There is no evidence that banning cell phone use while driving is effective, according to a recent report by the Governor’s Highway Safety Association. The report also reveals that hands-free phones are no less dangerous.
However, it is still recommended that states enact these bans. As of now, 34 states have banned texting while driving and 9 states have banned all drivers from using handheld phones while driving.
As distracted driving accidents have become an epidemic on U.S. roadways, cell phones are to blame for the majority of distractions. In fact, two-thirds of drivers have reported using a cellphone while driving. However, distractions can range from eating to applying makeup – cell phones are just the biggest issue among all distracting activities.

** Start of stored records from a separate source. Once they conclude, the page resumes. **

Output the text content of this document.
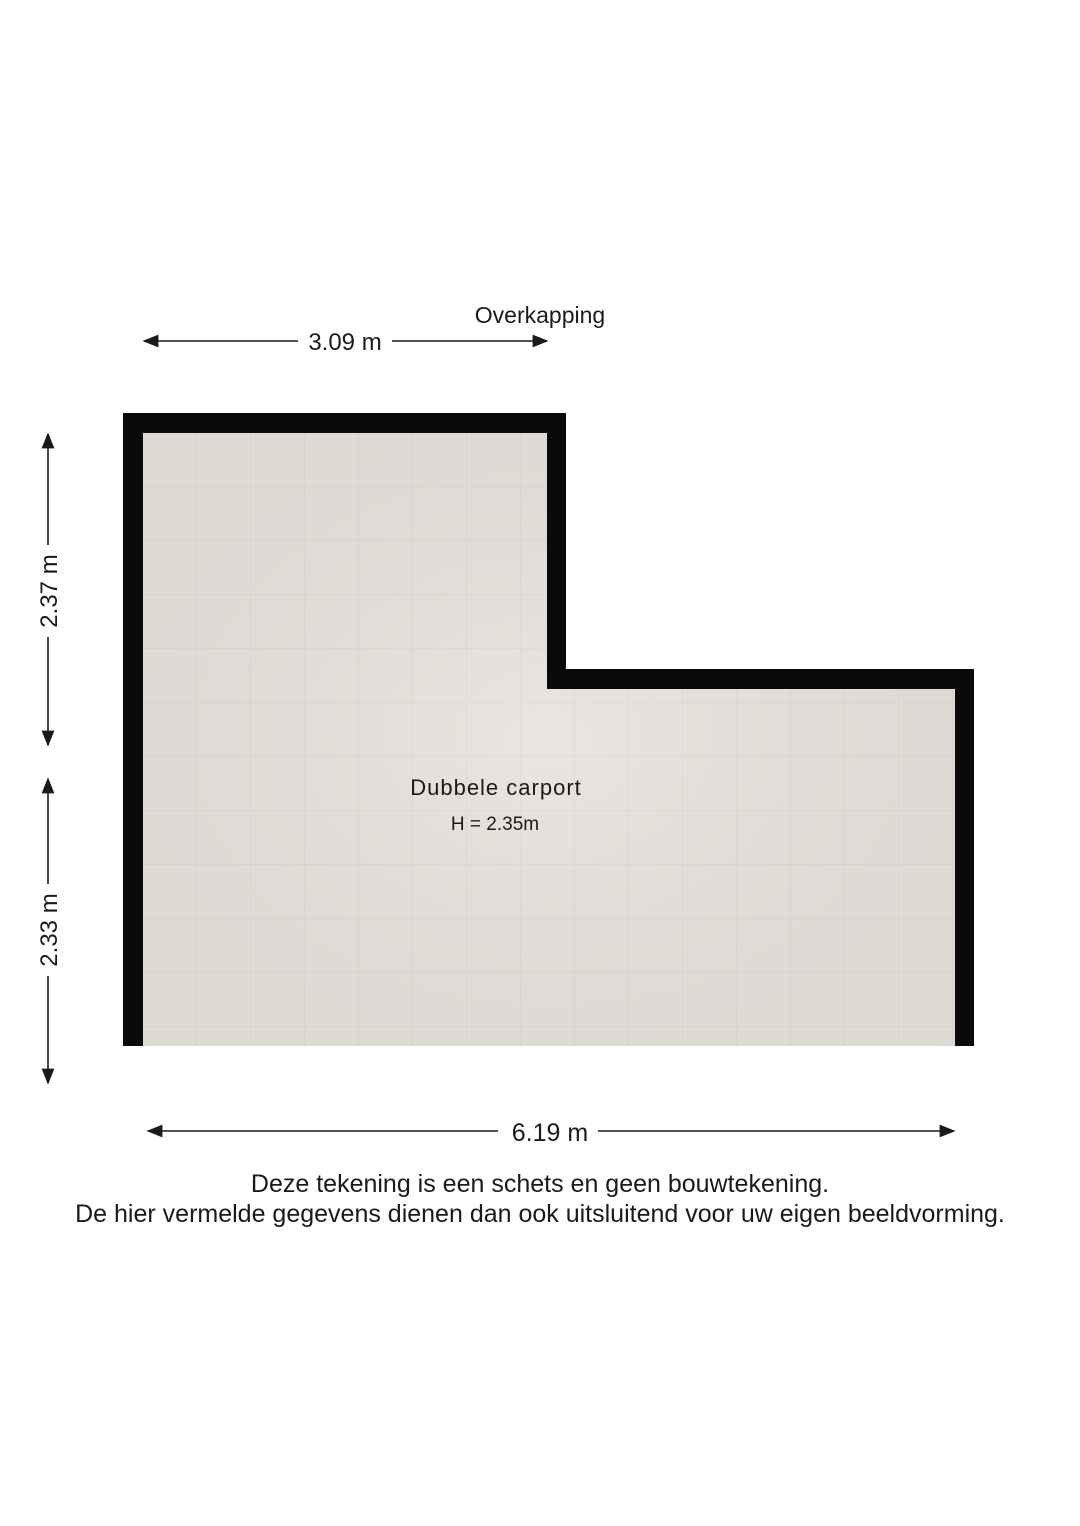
3.09 m
Overkapping
6.19 m
2.37 m
2.33 m
Dubbele carport
H = 2.35m
Deze tekening is een schets en geen bouwtekening.
De hier vermelde gegevens dienen dan ook uitsluitend voor uw eigen beeldvorming.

What is distracted driving?
Distracted driving is when the driver of a vehicle is engaging in behavior that takes attention away from the road. Using a GPS, reading directions, talking to passengers and changing the music are other forms of distracting driving behavior.
There statistics out there that prove texting while driving makes a driver 23 percent times more likely to cause an accident – drunk drivers are 7 times more likely.

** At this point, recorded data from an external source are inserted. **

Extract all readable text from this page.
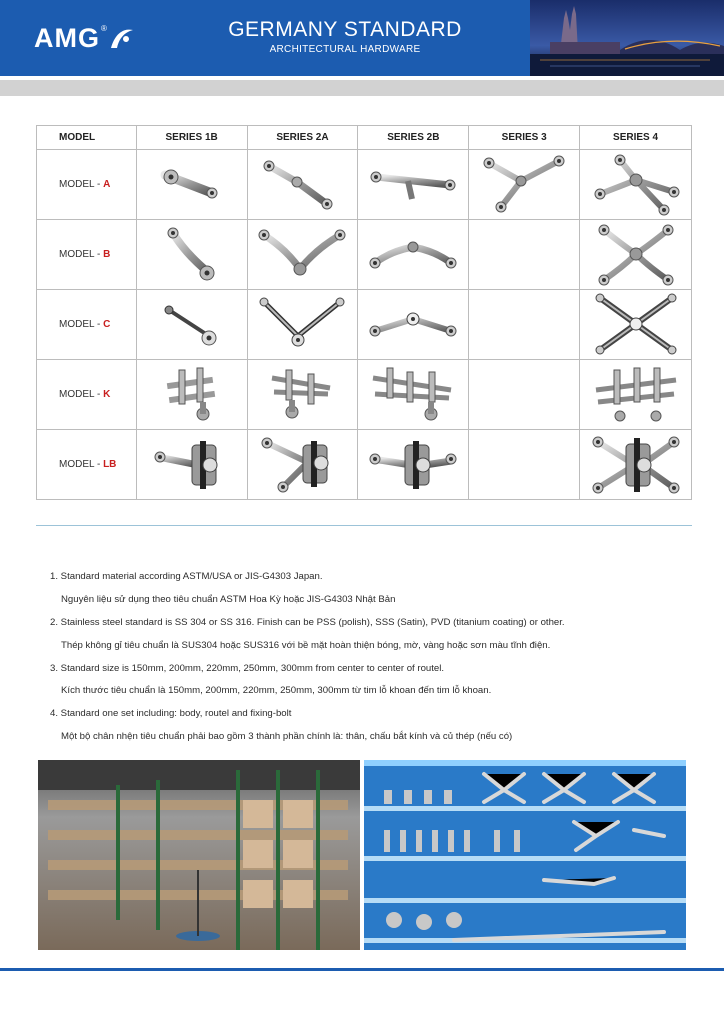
AMG ®	GERMANY STANDARD
ARCHITECTURAL HARDWARE
MODEL	SERIES 1B	SERIES 2A	SERIES 2B	SERIES 3	SERIES 4
MODEL - A	

MODEL - B	

MODEL - C	

MODEL - K	

MODEL - LB	

1. Standard material according ASTM/USA or JIS-G4303 Japan.
Nguyên liệu sử dụng theo tiêu chuẩn ASTM Hoa Kỳ hoặc JIS-G4303 Nhật Bản
2. Stainless steel standard is SS 304 or SS 316. Finish can be PSS (polish), SSS (Satin), PVD (titanium coating) or other.
Thép không gỉ tiêu chuẩn là SUS304 hoặc SUS316 với bề mặt hoàn thiện bóng, mờ, vàng hoặc sơn màu tĩnh điện.
3. Standard size is 150mm, 200mm, 220mm, 250mm, 300mm from center to center of routel.
Kích thước tiêu chuẩn là 150mm, 200mm, 220mm, 250mm, 300mm từ tim lỗ khoan đến tim lỗ khoan.
4. Standard one set including: body, routel and fixing-bolt
Một bộ chân nhện tiêu chuẩn phải bao gồm 3 thành phần chính là: thân, chấu bắt kính và củ thép (nếu có)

Research suggests that 80 percent of traffic deaths could be a result of distracted driving.
10 Tips to Avoid Distractions While Driving
- In general, you know what distracts you. Avoid any of these activities.

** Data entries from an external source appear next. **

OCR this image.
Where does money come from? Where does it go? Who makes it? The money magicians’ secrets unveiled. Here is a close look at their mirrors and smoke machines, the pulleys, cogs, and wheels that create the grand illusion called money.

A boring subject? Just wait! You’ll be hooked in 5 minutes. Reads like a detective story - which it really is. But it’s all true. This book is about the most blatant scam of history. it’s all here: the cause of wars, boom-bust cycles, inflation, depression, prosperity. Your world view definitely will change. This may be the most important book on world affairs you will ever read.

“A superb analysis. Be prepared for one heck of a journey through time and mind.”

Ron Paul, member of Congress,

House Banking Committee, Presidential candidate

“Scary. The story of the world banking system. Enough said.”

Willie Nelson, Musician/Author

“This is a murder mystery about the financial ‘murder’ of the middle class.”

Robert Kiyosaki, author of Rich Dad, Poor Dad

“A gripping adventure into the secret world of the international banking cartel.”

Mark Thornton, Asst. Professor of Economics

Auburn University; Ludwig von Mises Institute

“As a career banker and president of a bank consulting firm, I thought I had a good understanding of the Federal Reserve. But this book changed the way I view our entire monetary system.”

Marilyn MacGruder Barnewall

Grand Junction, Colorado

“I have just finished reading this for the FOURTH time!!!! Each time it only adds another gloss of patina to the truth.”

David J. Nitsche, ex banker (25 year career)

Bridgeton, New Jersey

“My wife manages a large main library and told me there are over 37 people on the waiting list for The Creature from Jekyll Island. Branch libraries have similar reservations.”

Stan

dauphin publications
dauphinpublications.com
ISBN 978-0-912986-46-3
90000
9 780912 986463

- Turn cell phone off before getting behind the wheel.
- If you need to make a call, pull over.
- Do not text, read email or play with your phone apps while driving.
- Program your GPS or read directions before you leave.
- Set up a specialized message to tell callers that you are driving and that you will get back to them as soon as possible.
- Secure pets before you drive.
- Do not argue or have serious conversations with passengers while driving.
- Ask a passenger to make a call for you if the call can’t wait.
- Become familiar with the state and local laws before you get in the car.
Distracted Driving Accident Statistics
The federal government estimated that by 2007 11 percent of drivers were talking on their phones at any given time. Harvard University researchers have estimated that drivers using cell phones are causing more than 2,500 or more fatal crashes a year and more than 500,000 injury accidents annually. In 2008, distracted driving motor vehicle accidents killed nearly 6,000 Americans.